IHK NRW zur Nachhaltigkeitsstrategie für Nordrhein-Westfalen

IHK NRW begrüßt das Ansinnen der Landesregierung, ihr Handeln am Leitprinzip der Nachhaltigkeit auszurichten. Nachhaltigkeit im Sinne eines langfristig angelegten verantwortungsbewussten Umgangs mit allen Ressourcen hat seinen Ursprung in der Ökonomie. Heute ist Nachhaltigkeit – nicht nur in der ökonomischen sondern auch in der ökologischen und sozialen Perspektive – ein zentrales Grundprinzip des Wirtschaftens und zugleich Ausdruck des Leitbildes des Ehrbaren Kaufmanns. Daher begrüßen wir besonders, dass sich die Landesregierung zu dem Erhalt und der Stärkung der wirtschaftlichen und industriellen Strukturen unseres Standorts bekennt.

In dem Entwurf der Nachhaltigkeitsstrategie bleiben aus Sicht von IHK NRW aber noch viele Fragen offen - etwa wie mit den Zielkonflikten innerhalb der Strategie umgegangen werden kann. Beispiele hierfür sind der Ausbau der erneuerbaren Energien versus des Erhaltes von Arten und des Schutzes von Lebensräumen.
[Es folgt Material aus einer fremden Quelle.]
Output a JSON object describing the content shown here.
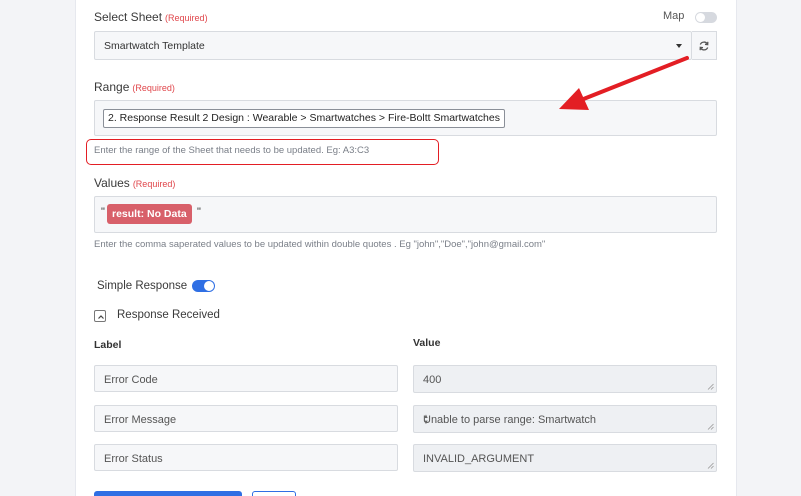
{
  "sheet": {
    "label": "Select Sheet",
    "required": "(Required)",
    "map_label": "Map",
    "selected": "Smartwatch Template"
  },
  "range": {
    "label": "Range",
    "required": "(Required)",
    "value": "2. Response Result 2 Design : Wearable > Smartwatches > Fire-Boltt Smartwatches",
    "hint": "Enter the range of the Sheet that needs to be updated. Eg: A3:C3"
  },
  "values": {
    "label": "Values",
    "required": "(Required)",
    "open_quote": "\"",
    "chip": "result: No Data",
    "close_quote": "\"",
    "hint": "Enter the comma saperated values to be updated within double quotes . Eg \"john\",\"Doe\",\"john@gmail.com\""
  },
  "simple_response": {
    "label": "Simple Response",
    "enabled": true
  },
  "response_received": {
    "label": "Response Received",
    "col_label": "Label",
    "col_value": "Value",
    "rows": [
      {
        "label": "Error Code",
        "value": "400"
      },
      {
        "label": "Error Message",
        "value": "Unable to parse range: Smartwatch"
      },
      {
        "label": "Error Status",
        "value": "INVALID_ARGUMENT"
      }
    ]
  },
  "colors": {
    "accent": "#2f6fe4",
    "required": "#e0474c",
    "annotation": "#e31e24",
    "chip": "#d8606a"
  },
  "icons": {
    "refresh": "refresh-icon",
    "dropdown": "caret-down-icon",
    "collapse": "chevron-up-icon",
    "annotation_arrow": "red-arrow-icon"
  }
}
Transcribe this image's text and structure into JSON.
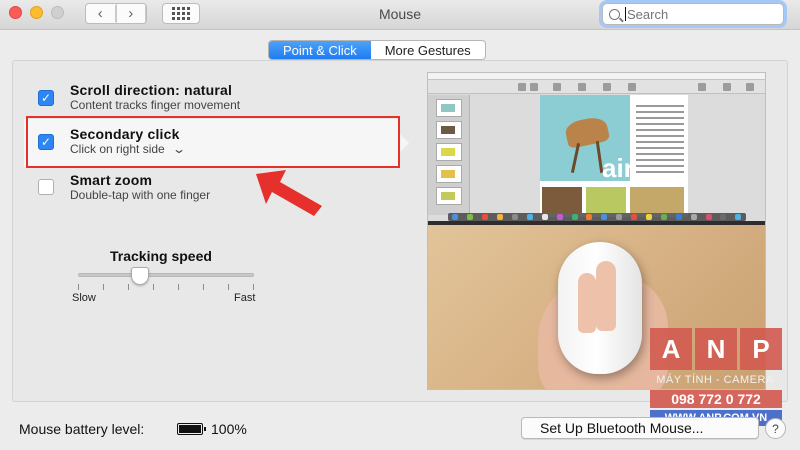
{
  "window": {
    "title": "Mouse"
  },
  "search": {
    "placeholder": "Search"
  },
  "tabs": [
    {
      "label": "Point & Click",
      "active": true
    },
    {
      "label": "More Gestures",
      "active": false
    }
  ],
  "options": [
    {
      "title": "Scroll direction: natural",
      "subtitle": "Content tracks finger movement",
      "checked": true
    },
    {
      "title": "Secondary click",
      "subtitle": "Click on right side",
      "checked": true,
      "has_dropdown": true
    },
    {
      "title": "Smart zoom",
      "subtitle": "Double-tap with one finger",
      "checked": false
    }
  ],
  "tracking": {
    "label": "Tracking speed",
    "min_label": "Slow",
    "max_label": "Fast",
    "level": 0.35
  },
  "preview": {
    "doc_word": "airs"
  },
  "footer": {
    "battery_label": "Mouse battery level:",
    "battery_value": "100%",
    "bluetooth_button": "Set Up Bluetooth Mouse...",
    "help": "?"
  },
  "watermark": {
    "letters": [
      "A",
      "N",
      "P"
    ],
    "tagline": "MÁY TÍNH - CAMERA",
    "phone": "098 772 0 772",
    "url": "WWW.ANP.COM.VN"
  },
  "colors": {
    "accent": "#2d86f2",
    "highlight_frame": "#e5302c",
    "annotation_arrow": "#e5302c"
  }
}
Auch die Sicherung tragfähiger öffentlicher Finanzen steht mit denen an vielen Stellen zum Ausdruck gebrachten Investitions- und Finanzierungsbedarf in Konflikt. Durch die natürliche Messunschärfe wird das vorgeschlagene Indikatorenset diese Zielkonflikte nicht ausräumen können. Auch eignet es sich nur bedingt als Grundlage für die avisierten Nachhaltigkeitschecks.
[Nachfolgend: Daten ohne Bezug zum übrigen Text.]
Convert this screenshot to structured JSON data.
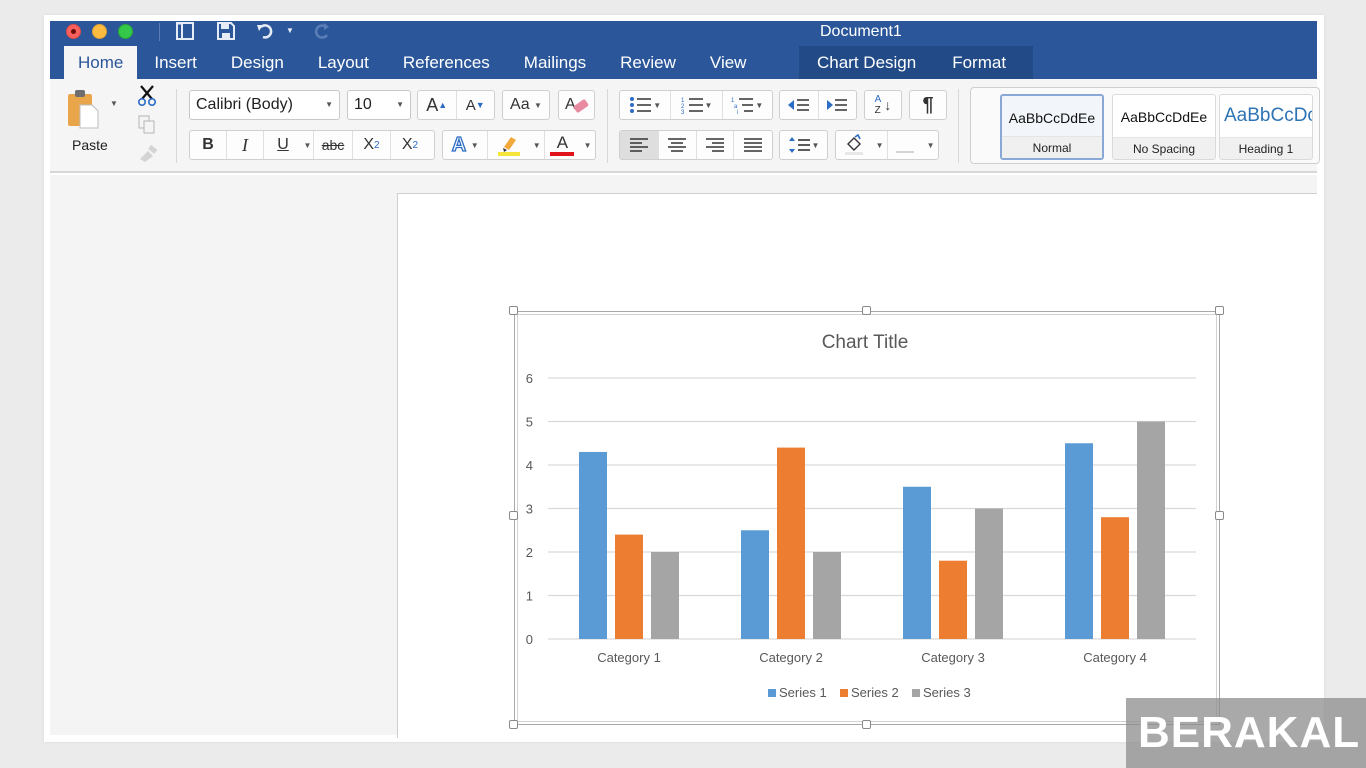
{
  "window": {
    "title": "Document1",
    "quick_access": [
      {
        "icon": "sidebar-icon"
      },
      {
        "icon": "save-icon"
      },
      {
        "icon": "undo-icon"
      },
      {
        "icon": "redo-icon"
      }
    ]
  },
  "tabs": [
    {
      "label": "Home",
      "active": true
    },
    {
      "label": "Insert"
    },
    {
      "label": "Design"
    },
    {
      "label": "Layout"
    },
    {
      "label": "References"
    },
    {
      "label": "Mailings"
    },
    {
      "label": "Review"
    },
    {
      "label": "View"
    }
  ],
  "context_tabs": [
    {
      "label": "Chart Design"
    },
    {
      "label": "Format"
    }
  ],
  "ribbon": {
    "paste_label": "Paste",
    "font_name": "Calibri (Body)",
    "font_size": "10",
    "glyphs": {
      "grow": "A",
      "shrink": "A",
      "change_case": "Aa",
      "bold": "B",
      "italic": "I",
      "underline": "U",
      "strike": "abc",
      "subscript": "X",
      "subscript_sub": "2",
      "superscript": "X",
      "superscript_sup": "2",
      "text_effects": "A",
      "font_color": "A",
      "pilcrow": "¶",
      "sort_a": "A",
      "sort_z": "Z"
    },
    "colors": {
      "highlight": "#f5e53b",
      "font_color": "#e0131b",
      "accent": "#2b579a"
    },
    "styles": [
      {
        "sample": "AaBbCcDdEe",
        "name": "Normal",
        "selected": true
      },
      {
        "sample": "AaBbCcDdEe",
        "name": "No Spacing"
      },
      {
        "sample": "AaBbCcDc",
        "name": "Heading 1"
      }
    ]
  },
  "chart_data": {
    "type": "bar",
    "title": "Chart Title",
    "categories": [
      "Category 1",
      "Category 2",
      "Category 3",
      "Category 4"
    ],
    "series": [
      {
        "name": "Series 1",
        "color": "#5b9bd5",
        "values": [
          4.3,
          2.5,
          3.5,
          4.5
        ]
      },
      {
        "name": "Series 2",
        "color": "#ed7d31",
        "values": [
          2.4,
          4.4,
          1.8,
          2.8
        ]
      },
      {
        "name": "Series 3",
        "color": "#a5a5a5",
        "values": [
          2,
          2,
          3,
          5
        ]
      }
    ],
    "ylim": [
      0,
      6
    ],
    "yticks": [
      "0",
      "1",
      "2",
      "3",
      "4",
      "5",
      "6"
    ],
    "xlabel": "",
    "ylabel": "",
    "grid": true,
    "legend": "bottom"
  },
  "watermark": "BERAKAL"
}
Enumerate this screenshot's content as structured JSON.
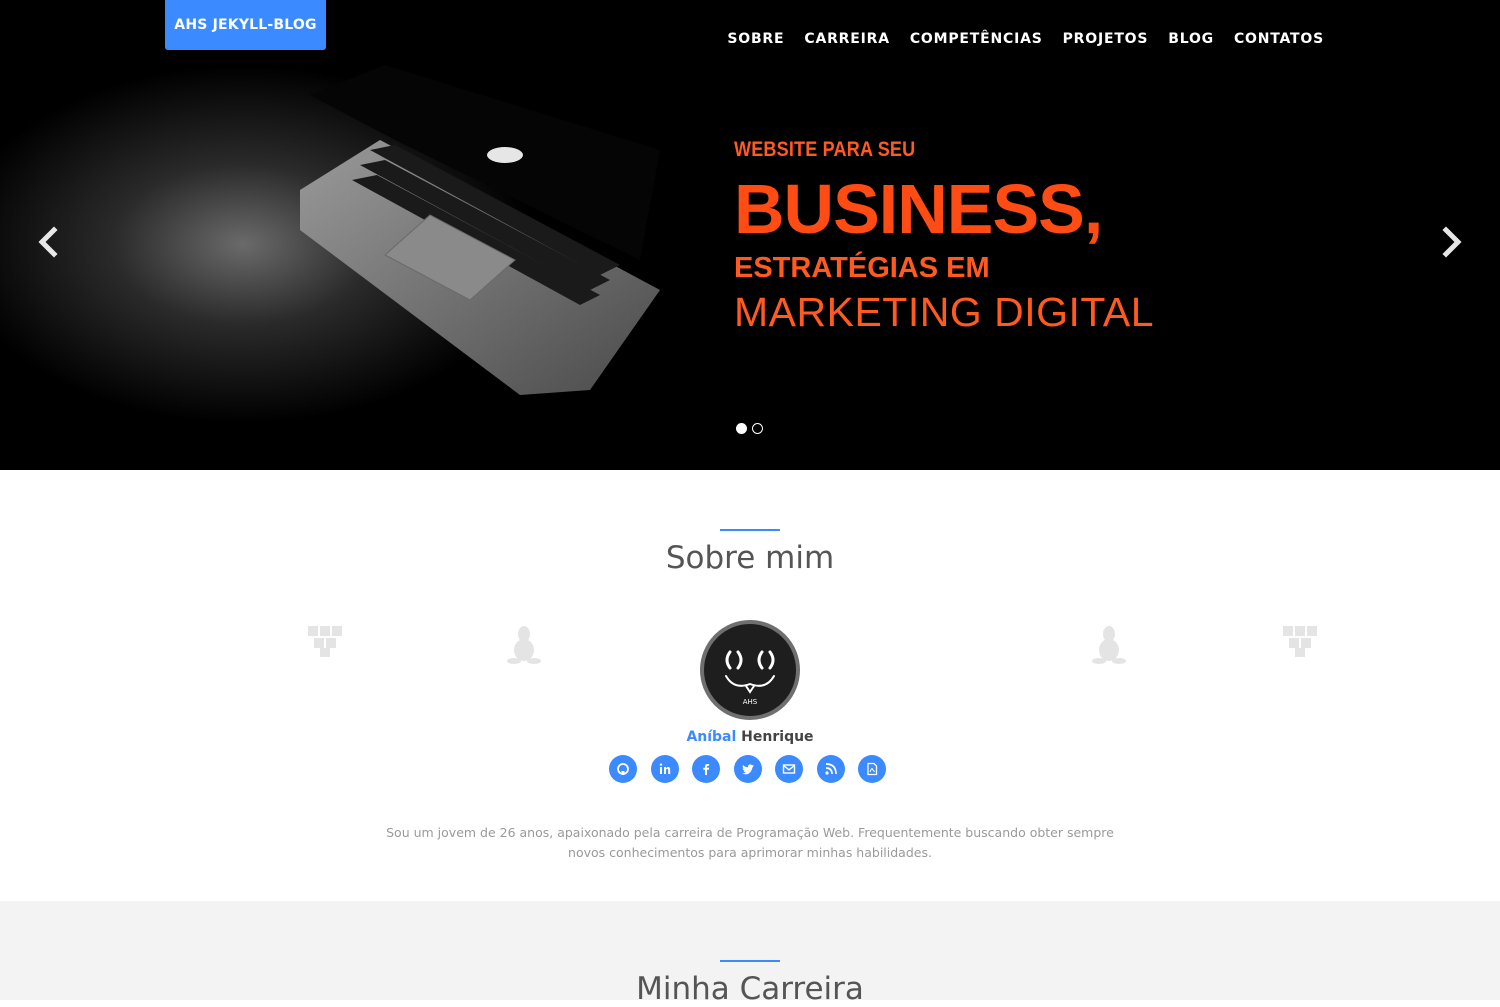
{
  "brand": {
    "label": "AHS JEKYLL-BLOG"
  },
  "nav": {
    "items": [
      "SOBRE",
      "CARREIRA",
      "COMPETÊNCIAS",
      "PROJETOS",
      "BLOG",
      "CONTATOS"
    ]
  },
  "hero": {
    "slide": {
      "line1": "WEBSITE PARA SEU",
      "line2": "BUSINESS,",
      "line3": "ESTRATÉGIAS EM",
      "line4": "MARKETING DIGITAL"
    },
    "prev_icon": "chevron-left-icon",
    "next_icon": "chevron-right-icon",
    "indicators": {
      "count": 2,
      "active": 0
    },
    "accent_color": "#ff5a1f"
  },
  "about": {
    "title": "Sobre mim",
    "name_first": "Aníbal",
    "name_last": " Henrique",
    "avatar_label": "AHS",
    "socials": [
      "github-icon",
      "linkedin-icon",
      "facebook-icon",
      "twitter-icon",
      "email-icon",
      "rss-icon",
      "pdf-icon"
    ],
    "bio": "Sou um jovem de 26 anos, apaixonado pela carreira de Programação Web. Frequentemente buscando obter sempre novos conhecimentos para aprimorar minhas habilidades."
  },
  "career": {
    "title": "Minha Carreira"
  },
  "colors": {
    "primary": "#3b8aff",
    "dark": "#000000",
    "section_alt": "#f3f3f3"
  }
}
Aufgrund des klaren Querschnittcharakters und zur Lösung von Zielkonflikten sollte die Strategie aus Sicht von IHK NRW daher statt bei einem einzelnen Ressort eher in der Staatskanzlei angesiedelt sein.

IHK NRW ist der Zusammenschluss der 16 Industrie- und Handelskammern in NordrheinWestfalen. IHK NRW vertritt die Gesamtheit der IHKs in NRW gegenüber der Landesregierung, dem Landtag sowie den für die Kammerarbeit wichtigen Behörden und Organisationen.